''Zapaliło się nad nami światełko''
W teatrze nie tylko czuła się spełniona, ale i znalazła miłość. Choć, jak przyznaje, nie było to uczucie od pierwszego wejrzenia.
- Kiedy Maciej [Englert], jeszcze w trakcie studiowania reżyserii, pojawił się w teatrze, ja byłam już aktorką z nazwiskiem, po wielu sukcesach. Dopiero po jakimś czasie zapaliło się nad nami światełko – opowiadała w wywiadzie dla Tele Tygodnia. - A żeby historia naszej znajomości ładniej brzmiała, opowiadamy, że było to spotkanie na scenie „Chłopca z deszczu” z Lizelottą w "Dwóch teatrach" Szaniawskiego.

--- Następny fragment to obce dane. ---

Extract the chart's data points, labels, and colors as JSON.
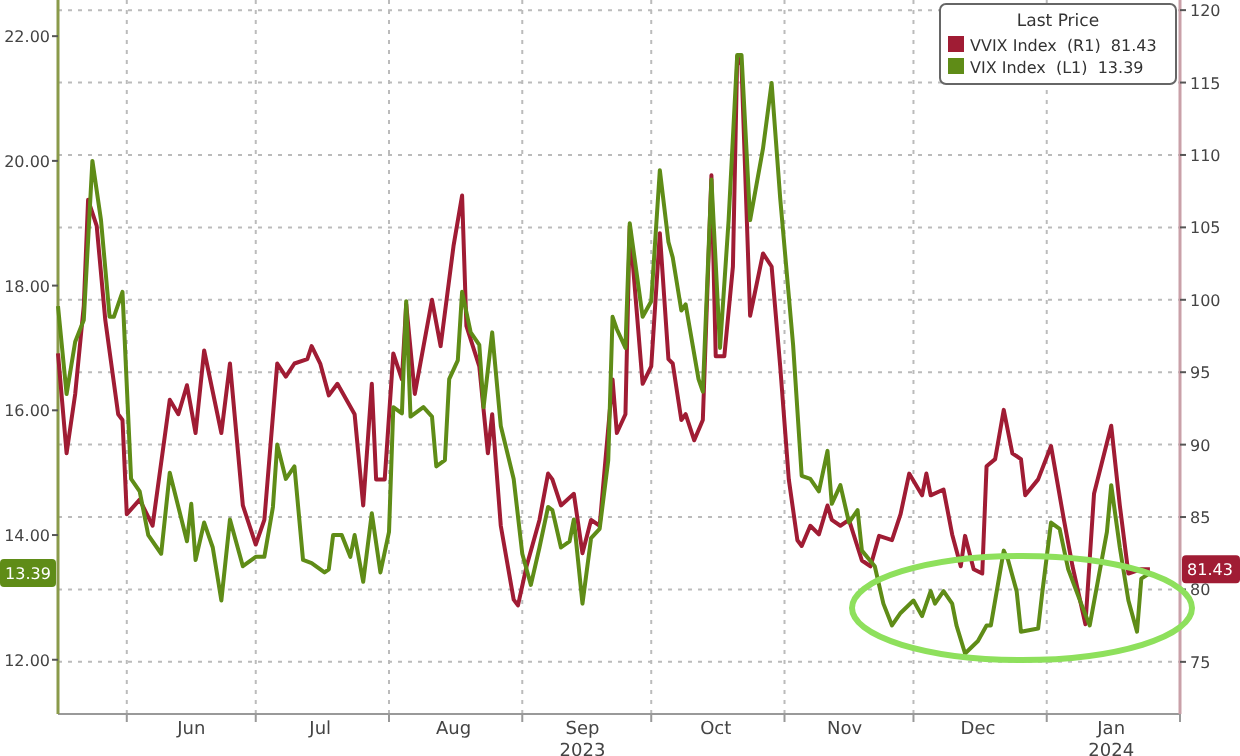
{
  "chart_data": {
    "type": "line",
    "legend_title": "Last Price",
    "legend": "top right",
    "grid": true,
    "xlim": [
      "2023-05-16",
      "2024-02-01"
    ],
    "xticks": [
      {
        "value": "2023-06-01",
        "label": null
      },
      {
        "value": "2023-06-16",
        "label": "Jun"
      },
      {
        "value": "2023-07-01",
        "label": null
      },
      {
        "value": "2023-07-16",
        "label": "Jul"
      },
      {
        "value": "2023-08-01",
        "label": null
      },
      {
        "value": "2023-08-16",
        "label": "Aug"
      },
      {
        "value": "2023-09-01",
        "label": null
      },
      {
        "value": "2023-09-15",
        "label": "Sep\n2023"
      },
      {
        "value": "2023-10-01",
        "label": null
      },
      {
        "value": "2023-10-16",
        "label": "Oct"
      },
      {
        "value": "2023-11-01",
        "label": null
      },
      {
        "value": "2023-11-15",
        "label": "Nov"
      },
      {
        "value": "2023-12-01",
        "label": null
      },
      {
        "value": "2023-12-16",
        "label": "Dec"
      },
      {
        "value": "2024-01-01",
        "label": null
      },
      {
        "value": "2024-01-16",
        "label": "Jan\n2024"
      },
      {
        "value": "2024-02-01",
        "label": null
      }
    ],
    "ylim": [
      11.13,
      22.58
    ],
    "yticks": [
      {
        "value": 12,
        "label": "12.00"
      },
      {
        "value": 14,
        "label": "14.00"
      },
      {
        "value": 16,
        "label": "16.00"
      },
      {
        "value": 18,
        "label": "18.00"
      },
      {
        "value": 20,
        "label": "20.00"
      },
      {
        "value": 22,
        "label": "22.00"
      }
    ],
    "y2lim": [
      71.4,
      120.7
    ],
    "y2ticks": [
      75,
      80,
      85,
      90,
      95,
      100,
      105,
      110,
      115,
      120
    ],
    "annotations": [
      "13.39",
      "81.43"
    ],
    "series": [
      {
        "name": "VVIX Index  (R1)  81.43",
        "color": "#a01c34",
        "axis": "y2",
        "x": [
          "2023-05-16",
          "2023-05-18",
          "2023-05-20",
          "2023-05-22",
          "2023-05-23",
          "2023-05-25",
          "2023-05-27",
          "2023-05-30",
          "2023-05-31",
          "2023-06-01",
          "2023-06-04",
          "2023-06-07",
          "2023-06-11",
          "2023-06-13",
          "2023-06-15",
          "2023-06-17",
          "2023-06-19",
          "2023-06-23",
          "2023-06-25",
          "2023-06-28",
          "2023-07-01",
          "2023-07-03",
          "2023-07-06",
          "2023-07-08",
          "2023-07-10",
          "2023-07-13",
          "2023-07-14",
          "2023-07-16",
          "2023-07-18",
          "2023-07-20",
          "2023-07-24",
          "2023-07-26",
          "2023-07-28",
          "2023-07-29",
          "2023-07-31",
          "2023-08-02",
          "2023-08-04",
          "2023-08-05",
          "2023-08-07",
          "2023-08-11",
          "2023-08-13",
          "2023-08-16",
          "2023-08-18",
          "2023-08-19",
          "2023-08-22",
          "2023-08-24",
          "2023-08-25",
          "2023-08-27",
          "2023-08-30",
          "2023-08-31",
          "2023-09-02",
          "2023-09-05",
          "2023-09-07",
          "2023-09-08",
          "2023-09-10",
          "2023-09-13",
          "2023-09-15",
          "2023-09-17",
          "2023-09-19",
          "2023-09-22",
          "2023-09-23",
          "2023-09-25",
          "2023-09-26",
          "2023-09-29",
          "2023-10-01",
          "2023-10-03",
          "2023-10-05",
          "2023-10-06",
          "2023-10-08",
          "2023-10-09",
          "2023-10-11",
          "2023-10-13",
          "2023-10-15",
          "2023-10-16",
          "2023-10-18",
          "2023-10-20",
          "2023-10-21",
          "2023-10-22",
          "2023-10-24",
          "2023-10-27",
          "2023-10-29",
          "2023-10-31",
          "2023-11-02",
          "2023-11-04",
          "2023-11-05",
          "2023-11-07",
          "2023-11-09",
          "2023-11-11",
          "2023-11-12",
          "2023-11-14",
          "2023-11-16",
          "2023-11-19",
          "2023-11-21",
          "2023-11-23",
          "2023-11-26",
          "2023-11-28",
          "2023-11-30",
          "2023-12-03",
          "2023-12-04",
          "2023-12-05",
          "2023-12-08",
          "2023-12-10",
          "2023-12-12",
          "2023-12-13",
          "2023-12-15",
          "2023-12-17",
          "2023-12-18",
          "2023-12-20",
          "2023-12-22",
          "2023-12-24",
          "2023-12-26",
          "2023-12-27",
          "2023-12-30",
          "2024-01-02",
          "2024-01-05",
          "2024-01-07",
          "2024-01-10",
          "2024-01-12",
          "2024-01-16",
          "2024-01-18",
          "2024-01-20",
          "2024-01-23",
          "2024-01-25"
        ],
        "values": [
          96.3,
          89.4,
          93.5,
          99.6,
          106.9,
          105.1,
          98.6,
          92.1,
          91.7,
          85.2,
          86.2,
          84.4,
          93.1,
          92.1,
          94.1,
          90.8,
          96.5,
          90.8,
          95.6,
          85.8,
          83.1,
          84.8,
          95.6,
          94.7,
          95.6,
          95.9,
          96.8,
          95.6,
          93.4,
          94.2,
          92.1,
          85.8,
          94.2,
          87.6,
          87.6,
          96.3,
          94.5,
          99.7,
          93.5,
          100.0,
          96.8,
          103.7,
          107.2,
          98.2,
          95.4,
          89.4,
          92.1,
          84.4,
          79.3,
          78.9,
          81.6,
          84.8,
          88.0,
          87.6,
          85.8,
          86.6,
          82.5,
          84.8,
          84.4,
          94.5,
          90.8,
          92.1,
          105.1,
          94.2,
          95.4,
          104.6,
          95.9,
          95.6,
          91.7,
          92.1,
          90.3,
          91.7,
          108.6,
          96.1,
          96.1,
          102.3,
          116.8,
          116.2,
          98.9,
          103.2,
          102.3,
          95.4,
          87.6,
          83.4,
          83.0,
          84.4,
          83.8,
          85.8,
          84.8,
          84.4,
          84.8,
          82.0,
          81.6,
          83.7,
          83.4,
          85.2,
          88.0,
          86.5,
          88.0,
          86.5,
          86.9,
          83.8,
          81.6,
          83.7,
          81.4,
          81.1,
          88.5,
          89.0,
          92.4,
          89.4,
          89.0,
          86.5,
          87.6,
          89.9,
          84.8,
          81.6,
          77.6,
          86.6,
          91.3,
          85.8,
          81.1,
          81.4,
          81.4
        ]
      },
      {
        "name": "VIX Index  (L1)  13.39",
        "color": "#5f8c17",
        "x": [
          "2023-05-16",
          "2023-05-18",
          "2023-05-20",
          "2023-05-22",
          "2023-05-24",
          "2023-05-26",
          "2023-05-28",
          "2023-05-29",
          "2023-05-31",
          "2023-06-02",
          "2023-06-04",
          "2023-06-06",
          "2023-06-09",
          "2023-06-11",
          "2023-06-15",
          "2023-06-16",
          "2023-06-17",
          "2023-06-19",
          "2023-06-21",
          "2023-06-23",
          "2023-06-25",
          "2023-06-28",
          "2023-07-01",
          "2023-07-03",
          "2023-07-05",
          "2023-07-06",
          "2023-07-08",
          "2023-07-10",
          "2023-07-12",
          "2023-07-14",
          "2023-07-17",
          "2023-07-18",
          "2023-07-19",
          "2023-07-21",
          "2023-07-23",
          "2023-07-24",
          "2023-07-26",
          "2023-07-28",
          "2023-07-30",
          "2023-08-01",
          "2023-08-02",
          "2023-08-04",
          "2023-08-05",
          "2023-08-06",
          "2023-08-09",
          "2023-08-11",
          "2023-08-12",
          "2023-08-14",
          "2023-08-15",
          "2023-08-17",
          "2023-08-18",
          "2023-08-20",
          "2023-08-22",
          "2023-08-23",
          "2023-08-25",
          "2023-08-27",
          "2023-08-30",
          "2023-09-01",
          "2023-09-03",
          "2023-09-05",
          "2023-09-07",
          "2023-09-08",
          "2023-09-10",
          "2023-09-12",
          "2023-09-13",
          "2023-09-15",
          "2023-09-17",
          "2023-09-19",
          "2023-09-21",
          "2023-09-22",
          "2023-09-23",
          "2023-09-25",
          "2023-09-26",
          "2023-09-29",
          "2023-10-01",
          "2023-10-03",
          "2023-10-05",
          "2023-10-06",
          "2023-10-08",
          "2023-10-09",
          "2023-10-12",
          "2023-10-13",
          "2023-10-15",
          "2023-10-17",
          "2023-10-19",
          "2023-10-21",
          "2023-10-22",
          "2023-10-24",
          "2023-10-27",
          "2023-10-29",
          "2023-10-31",
          "2023-11-03",
          "2023-11-05",
          "2023-11-07",
          "2023-11-09",
          "2023-11-11",
          "2023-11-12",
          "2023-11-14",
          "2023-11-16",
          "2023-11-18",
          "2023-11-19",
          "2023-11-22",
          "2023-11-24",
          "2023-11-26",
          "2023-11-28",
          "2023-12-01",
          "2023-12-03",
          "2023-12-05",
          "2023-12-06",
          "2023-12-08",
          "2023-12-10",
          "2023-12-11",
          "2023-12-13",
          "2023-12-16",
          "2023-12-18",
          "2023-12-19",
          "2023-12-22",
          "2023-12-23",
          "2023-12-25",
          "2023-12-26",
          "2023-12-30",
          "2023-12-31",
          "2024-01-02",
          "2024-01-04",
          "2024-01-06",
          "2024-01-09",
          "2024-01-11",
          "2024-01-13",
          "2024-01-15",
          "2024-01-16",
          "2024-01-18",
          "2024-01-20",
          "2024-01-22",
          "2024-01-23",
          "2024-01-25"
        ],
        "values": [
          17.67,
          16.26,
          17.1,
          17.45,
          20.0,
          19.05,
          17.5,
          17.5,
          17.9,
          14.9,
          14.7,
          14.0,
          13.7,
          15.0,
          13.9,
          14.5,
          13.6,
          14.2,
          13.8,
          12.95,
          14.25,
          13.5,
          13.65,
          13.65,
          14.45,
          15.45,
          14.9,
          15.1,
          13.6,
          13.55,
          13.4,
          13.45,
          14.0,
          14.0,
          13.65,
          14.0,
          13.25,
          14.35,
          13.4,
          14.05,
          16.05,
          15.95,
          17.75,
          15.9,
          16.05,
          15.9,
          15.1,
          15.2,
          16.5,
          16.8,
          17.9,
          17.25,
          17.05,
          16.05,
          17.25,
          15.75,
          14.9,
          13.7,
          13.2,
          13.8,
          14.45,
          14.4,
          13.8,
          13.9,
          14.25,
          12.9,
          13.95,
          14.1,
          15.2,
          17.5,
          17.3,
          17.0,
          19.0,
          17.5,
          17.75,
          19.85,
          18.7,
          18.45,
          17.6,
          17.7,
          16.5,
          16.3,
          19.7,
          17.0,
          19.05,
          21.7,
          21.7,
          19.05,
          20.2,
          21.25,
          19.4,
          17.05,
          14.95,
          14.9,
          14.7,
          15.35,
          14.5,
          14.8,
          14.2,
          14.4,
          13.75,
          13.5,
          12.9,
          12.55,
          12.75,
          12.95,
          12.7,
          13.1,
          12.9,
          13.1,
          12.9,
          12.55,
          12.1,
          12.3,
          12.55,
          12.55,
          13.75,
          13.6,
          13.1,
          12.45,
          12.5,
          13.1,
          14.2,
          14.1,
          13.45,
          12.9,
          12.55,
          13.3,
          14.05,
          14.8,
          13.8,
          12.95,
          12.45,
          13.3,
          13.39
        ]
      }
    ]
  }
}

Wreszcie postanowili się pobrać i założyć rodzinę
- Chciałam urodzić dziecko właśnie temu mężczyźnie – cytuje słowa aktorki magazyn Świat & Ludzie. - Kariera przestaje być w takim momencie ważna... Macierzyństwo zdarzyło mi się w dobrym momencie. Byłam już po trzydziestce, zdążyłam się wyszaleć - zdradza pani Marta.